Webinar: Markets Flee From Trump Trade After Inauguration
- US Dollar under pressure as "Trump trade" unwind resumes
- British Pound eyes Supreme Court Brexit ruling for direction
- Aussie, Kiwi Dollars may not find lasting lead in 4Q CPI data
The US Dollar is facing renewed selling pressure, gold prices are on the upswing and stocks are looking defensive as traders resume scaling back exposure to the so-called "Trump trade" after last week's inauguration. The absence of specifics about on-coming fiscal policy has cast doubt on prior speculation that a Trump administration will be positive for corporate earnings and encourage a steeper Fed rate hike cycle. The path of least resistance seems to favor more of the same.

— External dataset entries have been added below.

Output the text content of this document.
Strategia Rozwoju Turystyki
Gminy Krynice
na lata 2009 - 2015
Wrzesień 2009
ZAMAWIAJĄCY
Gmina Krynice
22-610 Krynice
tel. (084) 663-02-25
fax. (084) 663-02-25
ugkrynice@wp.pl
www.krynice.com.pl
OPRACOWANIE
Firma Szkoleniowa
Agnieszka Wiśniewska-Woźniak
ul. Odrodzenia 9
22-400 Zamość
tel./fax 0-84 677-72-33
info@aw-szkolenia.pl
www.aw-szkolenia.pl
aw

The British Pound is focused on a UK Supreme Court decision that will establish whether the government of Prime Minister Theresa May has the authority to formally initiate "Brexit" by invoking Article 50 of the Treaty of Lisbon. This week's ruling will settle an appeal of a prior High Court decision that held that the administration must get clearance from Parliament. Upholding that view or even compounding it by asking for formal legislation may significantly slow UK/EU divorce proceedings.
Fourth-quarter CPI figures from Australia and New Zealand may spur near-term volatility but seem unlikely to generate lasting follow-through. As with most economy- and market-watchers, the RBA and the RBNZ probably want greater clarity on the probable impact of policies to be pursued by the Trump administration on global trade and the cost of credit (by way of indirectly influencing Fed policy) before shifting out of wait-and-see mode.